Achille Triboulard, artiste peintre
"Achille Triboulard, artiste peintre". C'est écrit sur le socle d'un buste en bronze trônant dans la salle des mariages du modeste village nivernais qui vit naitre le personnage.
Le talent d'Achille mis du temps à être reconnu. La gloire posthume est réservée aux génies.
Il faut bien dire que son apparence et ses comportements rebutaient quiconque aurait voulu s'intéresser d'un peu plus près à sa production.
Ermite et misanthrope, il ne quittait sa cabane forestière que pour des sorties hebdomadaires à la grand ville. Il enfourchait alors, sa bleue, une Motobécane sans âge qu'il démarrait en la poussant. Une petite remorque suivait. C'est là qu'il dissimulait son fourbis. Il partait à plein et revenait à plein. Mystère.

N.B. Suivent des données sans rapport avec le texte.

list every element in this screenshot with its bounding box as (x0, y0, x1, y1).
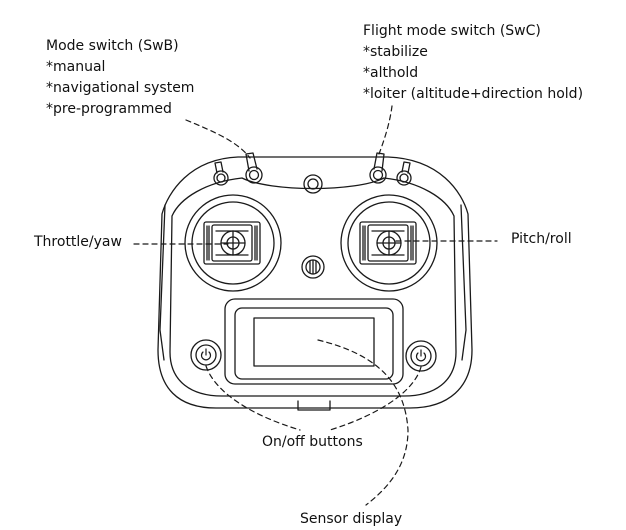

Pendant ses virées, les gamins du village les plus téméraires s'aventuraient chez lui, sans jamais y entrer. Au retour, ils racontaient aux plus jeunes que des esprits maléfiques faisaient des nœuds avec des ronces pour empêcher l'accès.

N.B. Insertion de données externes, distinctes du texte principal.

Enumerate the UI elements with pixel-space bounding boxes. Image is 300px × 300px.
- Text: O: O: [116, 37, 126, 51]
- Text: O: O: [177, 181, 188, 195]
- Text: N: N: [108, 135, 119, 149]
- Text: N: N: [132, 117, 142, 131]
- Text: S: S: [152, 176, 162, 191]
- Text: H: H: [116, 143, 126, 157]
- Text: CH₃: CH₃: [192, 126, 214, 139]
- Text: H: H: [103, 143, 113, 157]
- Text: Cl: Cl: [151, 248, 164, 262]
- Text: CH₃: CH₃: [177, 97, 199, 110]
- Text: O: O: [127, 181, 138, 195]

La seule chose qu'ils pouvaient dire avec certitude c'est que le sauvage collectionnait des bidets. Ils en avaient dénombré plus d'une centaine méticuleusement alignés comme rangs d'oignons dans un jardin.
Quelle idée !
Achille avait d'autres fonctions dans le village.
Il servait aux parents et aux instituteurs à menacer les enfants turbulents. "Si tu n'es pas sage... si tu ne manges pas ta soupe, je t'envoie dans la forêt, chez le muet". Les soupes étaient vite avalées.

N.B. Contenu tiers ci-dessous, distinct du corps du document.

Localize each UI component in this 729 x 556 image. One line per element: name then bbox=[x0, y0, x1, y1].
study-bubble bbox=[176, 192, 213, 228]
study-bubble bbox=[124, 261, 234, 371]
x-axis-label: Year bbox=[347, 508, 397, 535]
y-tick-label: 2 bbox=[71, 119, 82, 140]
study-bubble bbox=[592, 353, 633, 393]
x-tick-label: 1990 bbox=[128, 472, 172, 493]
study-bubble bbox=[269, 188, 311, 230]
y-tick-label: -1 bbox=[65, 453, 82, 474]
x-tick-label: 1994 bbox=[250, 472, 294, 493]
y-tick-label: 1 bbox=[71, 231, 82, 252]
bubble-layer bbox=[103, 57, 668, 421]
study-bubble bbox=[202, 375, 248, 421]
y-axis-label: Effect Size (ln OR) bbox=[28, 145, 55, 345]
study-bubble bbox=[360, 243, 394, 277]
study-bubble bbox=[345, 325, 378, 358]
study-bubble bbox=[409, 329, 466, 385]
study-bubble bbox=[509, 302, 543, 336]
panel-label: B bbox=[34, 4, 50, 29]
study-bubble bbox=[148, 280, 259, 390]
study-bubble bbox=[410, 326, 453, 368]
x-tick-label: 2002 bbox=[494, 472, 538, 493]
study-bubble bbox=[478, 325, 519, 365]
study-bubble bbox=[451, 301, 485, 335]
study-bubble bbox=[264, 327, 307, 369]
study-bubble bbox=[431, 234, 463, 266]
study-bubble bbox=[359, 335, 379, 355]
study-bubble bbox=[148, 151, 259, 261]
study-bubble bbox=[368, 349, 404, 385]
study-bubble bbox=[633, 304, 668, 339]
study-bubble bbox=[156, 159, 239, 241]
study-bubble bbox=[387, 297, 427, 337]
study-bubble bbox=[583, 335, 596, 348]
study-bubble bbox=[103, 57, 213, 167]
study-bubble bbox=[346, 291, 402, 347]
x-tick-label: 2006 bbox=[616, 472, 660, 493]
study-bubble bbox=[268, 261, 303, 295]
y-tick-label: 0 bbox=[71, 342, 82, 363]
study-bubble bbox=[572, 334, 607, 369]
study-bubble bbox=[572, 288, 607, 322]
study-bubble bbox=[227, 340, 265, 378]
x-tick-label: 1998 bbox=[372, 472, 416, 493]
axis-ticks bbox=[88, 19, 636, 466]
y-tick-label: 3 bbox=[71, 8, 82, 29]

Il permettait aussi au garde-champêtre de fermer les yeux sur bien des délits. Il suffisait d'accuser Triboulard et l'enquête s'arrêtait là. Tout le monde était content. Pas même besoin de le lui signifier. Si c'est personne, c'est Triboulard ! Et si c'est quelqu'un, c'est Triboulard aussi !
Un jour, Achille mourut. En même temps que sa bleue. Surpris par le premier feu rouge du canton, fierté du maire, il filait droit vers ses secrets hebdomadaires quand le camion des "Déménageurs Berruyers" choisit de mettre à plat la vie de l'énigmatique homme des forêts.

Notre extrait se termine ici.